An analysis of New York City’s matching funds program found that the city’s implementation of a six-to-one matching rate in 2009 spurred increases both in the number of individual contributors of $250 or less to local candidates and in the percentage of local candidates’ total campaign funds coming from those small donors.
Another study of New York City’s matching funds program likewise concluded that the program had served to boost political participation among a larger and more diverse share of the city populace.
While contributions to candidates running privately financed campaigns typically come from only a small slice of the population, public financing programs provide powerful motivation for candidates to reach out to more people for campaign funding—leading to a pool of donors that is more reflective of the community’s overall makeup.
Following the successes of New York City’s matching funds program, New York’s legislature passed a law earlier this year to create a small donor matching funds program for statewide and legislative candidates.
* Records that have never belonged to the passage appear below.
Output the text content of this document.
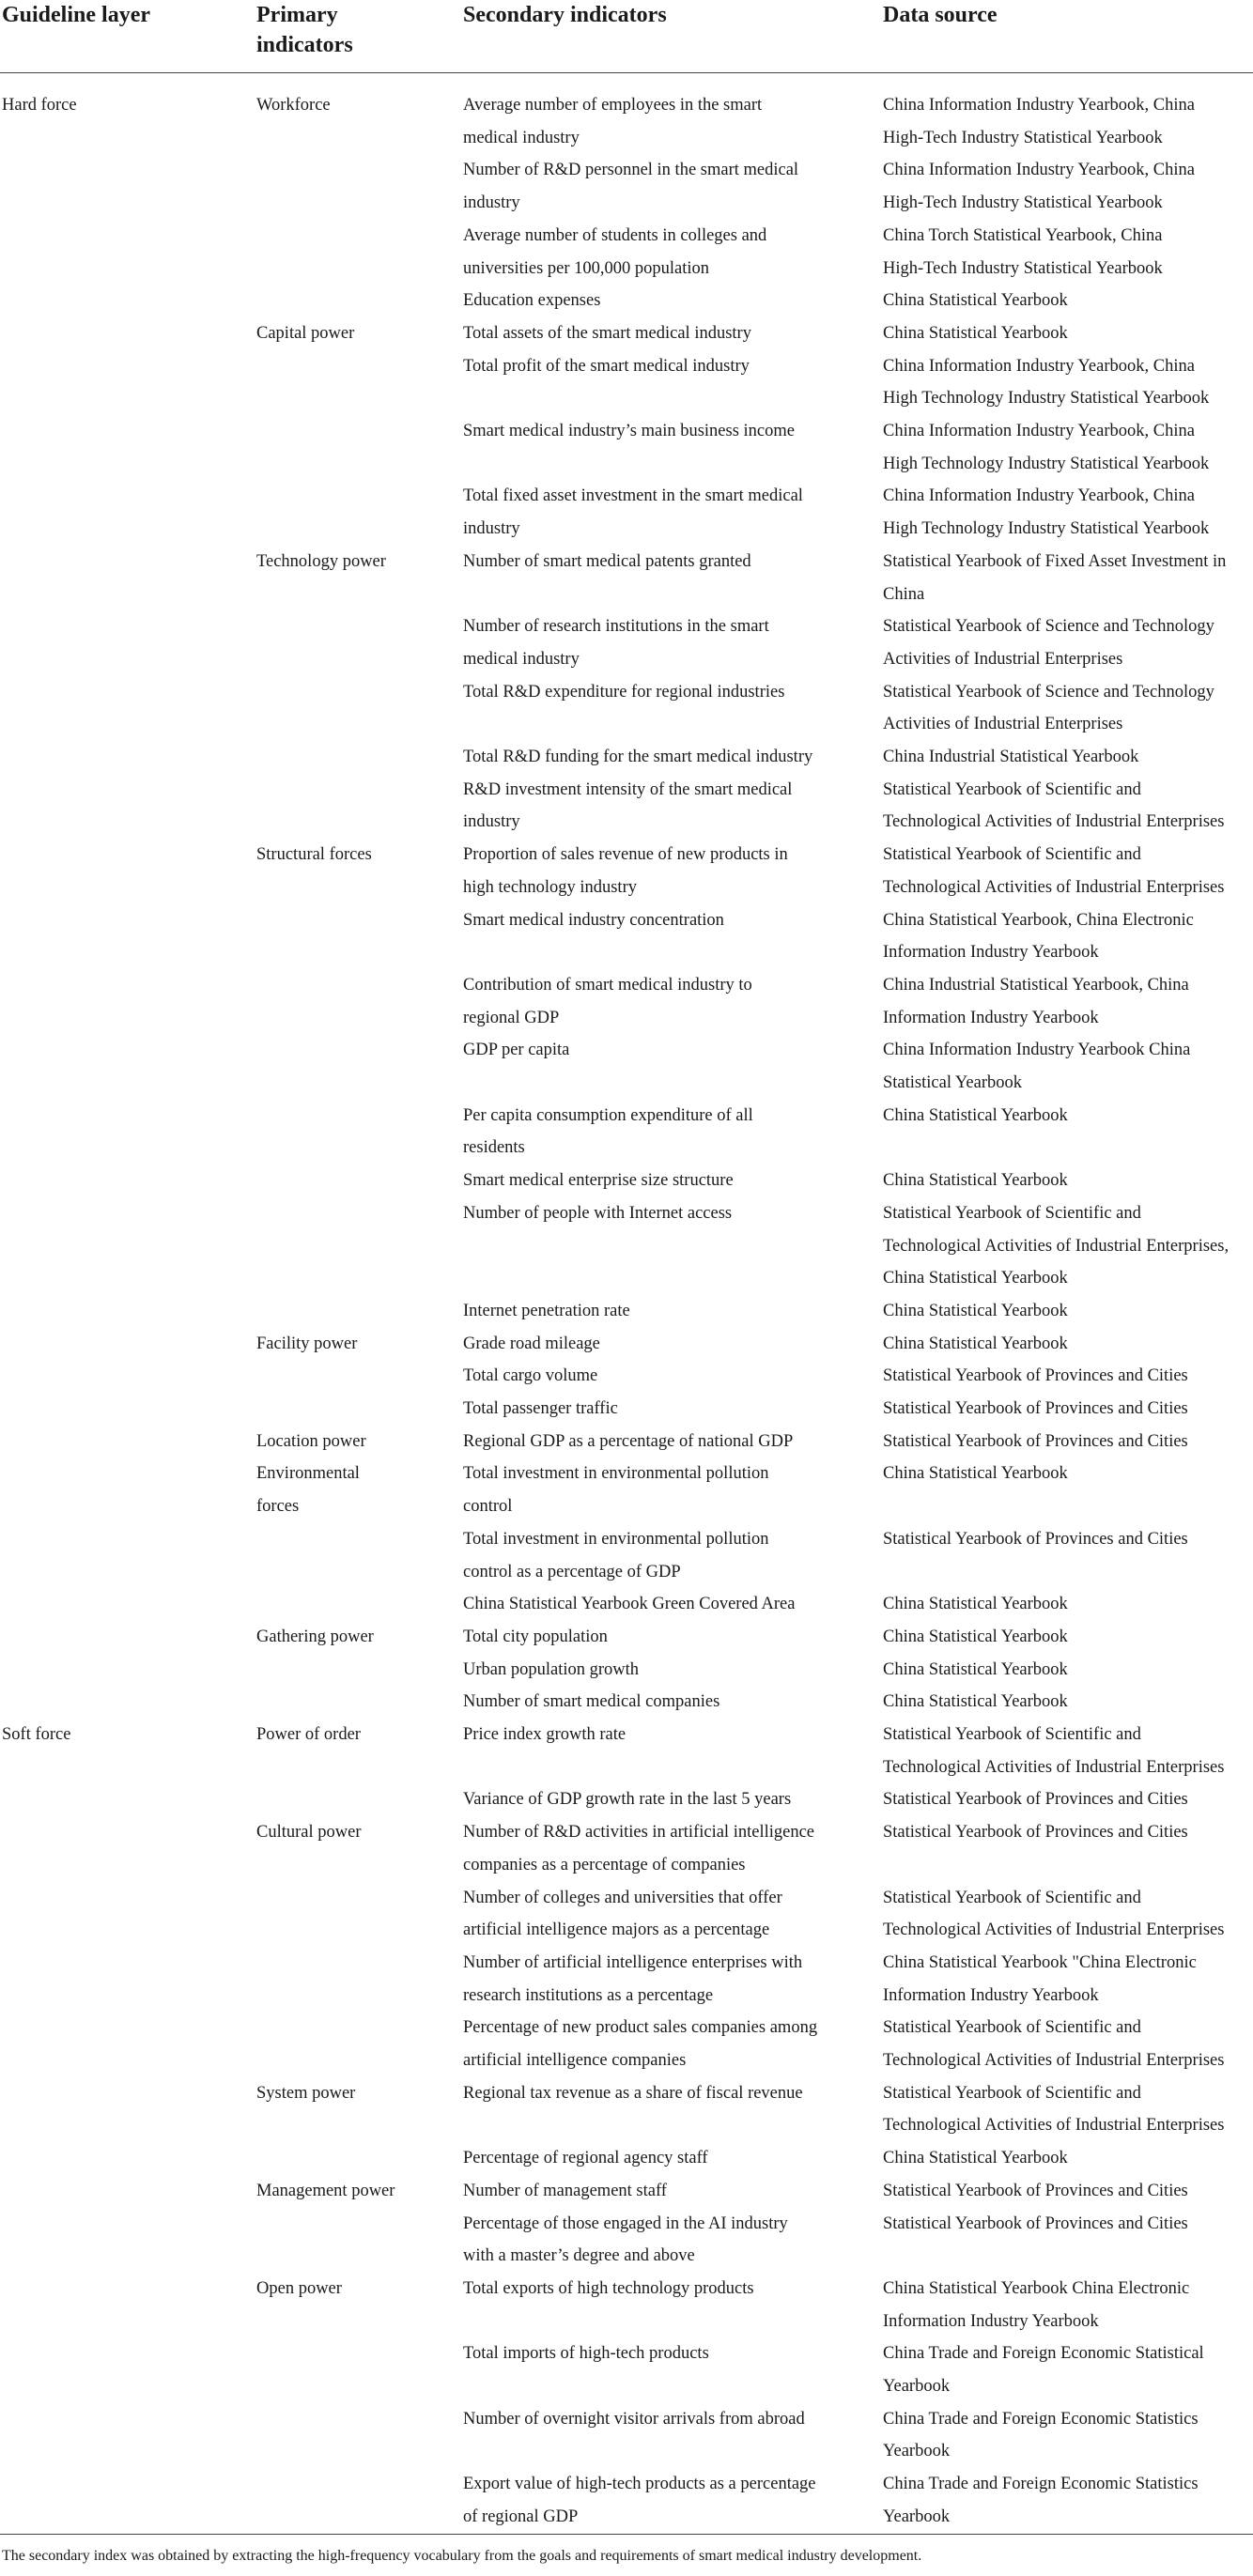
Guideline layer	Primary
indicators
Secondary indicators	Data source
Hard force
Soft force
Workforce
Capital power
Technology power
Structural forces
Facility power
Location power
Environmental
forces
Gathering power
Power of order
Cultural power
System power
Management power
Open power
Average number of employees in the smart
medical industry
Number of R&D personnel in the smart medical
industry
Average number of students in colleges and
universities per 100,000 population
Education expenses
Total assets of the smart medical industry
Total profit of the smart medical industry
Smart medical industry’s main business income
Total fixed asset investment in the smart medical
industry
Number of smart medical patents granted
Number of research institutions in the smart
medical industry
Total R&D expenditure for regional industries
Total R&D funding for the smart medical industry
R&D investment intensity of the smart medical
industry
Proportion of sales revenue of new products in
high technology industry
Smart medical industry concentration
Contribution of smart medical industry to
regional GDP
GDP per capita
Per capita consumption expenditure of all
residents
Smart medical enterprise size structure
Number of people with Internet access
Internet penetration rate
Grade road mileage
Total cargo volume
Total passenger traffic
Regional GDP as a percentage of national GDP
Total investment in environmental pollution
control
Total investment in environmental pollution
control as a percentage of GDP
China Statistical Yearbook Green Covered Area
Total city population
Urban population growth
Number of smart medical companies
Price index growth rate
Variance of GDP growth rate in the last 5 years
Number of R&D activities in artificial intelligence
companies as a percentage of companies
Number of colleges and universities that offer
artificial intelligence majors as a percentage
Number of artificial intelligence enterprises with
research institutions as a percentage
Percentage of new product sales companies among
artificial intelligence companies
Regional tax revenue as a share of fiscal revenue
Percentage of regional agency staff
Number of management staff
Percentage of those engaged in the AI industry
with a master’s degree and above
Total exports of high technology products
Total imports of high-tech products
Number of overnight visitor arrivals from abroad
Export value of high-tech products as a percentage
of regional GDP
China Information Industry Yearbook, China
High-Tech Industry Statistical Yearbook
China Information Industry Yearbook, China
High-Tech Industry Statistical Yearbook
China Torch Statistical Yearbook, China
High-Tech Industry Statistical Yearbook
China Statistical Yearbook
China Statistical Yearbook
China Information Industry Yearbook, China
High Technology Industry Statistical Yearbook
China Information Industry Yearbook, China
High Technology Industry Statistical Yearbook
China Information Industry Yearbook, China
High Technology Industry Statistical Yearbook
Statistical Yearbook of Fixed Asset Investment in
China
Statistical Yearbook of Science and Technology
Activities of Industrial Enterprises
Statistical Yearbook of Science and Technology
Activities of Industrial Enterprises
China Industrial Statistical Yearbook
Statistical Yearbook of Scientific and
Technological Activities of Industrial Enterprises
Statistical Yearbook of Scientific and
Technological Activities of Industrial Enterprises
China Statistical Yearbook, China Electronic
Information Industry Yearbook
China Industrial Statistical Yearbook, China
Information Industry Yearbook
China Information Industry Yearbook China
Statistical Yearbook
China Statistical Yearbook
China Statistical Yearbook
Statistical Yearbook of Scientific and
Technological Activities of Industrial Enterprises,
China Statistical Yearbook
China Statistical Yearbook
China Statistical Yearbook
Statistical Yearbook of Provinces and Cities
Statistical Yearbook of Provinces and Cities
Statistical Yearbook of Provinces and Cities
China Statistical Yearbook
Statistical Yearbook of Provinces and Cities
China Statistical Yearbook
China Statistical Yearbook
China Statistical Yearbook
China Statistical Yearbook
Statistical Yearbook of Scientific and
Technological Activities of Industrial Enterprises
Statistical Yearbook of Provinces and Cities
Statistical Yearbook of Provinces and Cities
Statistical Yearbook of Scientific and
Technological Activities of Industrial Enterprises
China Statistical Yearbook "China Electronic
Information Industry Yearbook
Statistical Yearbook of Scientific and
Technological Activities of Industrial Enterprises
Statistical Yearbook of Scientific and
Technological Activities of Industrial Enterprises
China Statistical Yearbook
Statistical Yearbook of Provinces and Cities
Statistical Yearbook of Provinces and Cities
China Statistical Yearbook China Electronic
Information Industry Yearbook
China Trade and Foreign Economic Statistical
Yearbook
China Trade and Foreign Economic Statistics
Yearbook
China Trade and Foreign Economic Statistics
Yearbook
The secondary index was obtained by extracting the high-frequency vocabulary from the goals and requirements of smart medical industry development.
On the other side of the country, the Los Angeles City Council adopted an ordinance in late 2018 that increases the matching funds rate and total amount of public funding available in that city’s public financing program.
In addition, there are a number of new programs taking effect in cities across the country, including Baltimore, Denver, and Washington, D.C.
Meanwhile, voters in Albuquerque, N.M. will consider a ballot initiative to revamp their city’s public financing system in November.
With San Francisco set to hold elections for various local offices in 2020, the Board of Supervisors must move quickly on the proposed ordinance to ensure city residents and candidates will benefit from an updated public financing program next year.
The people of San Francisco deserve to have their voices fully heard in local campaigns, and passage of this ordinance is a critical step toward achieving that goal.
On September 4, CLC submitted a letter of support for the proposed ordinance to the Board of Supervisors’ Government Audit & Oversight Committee.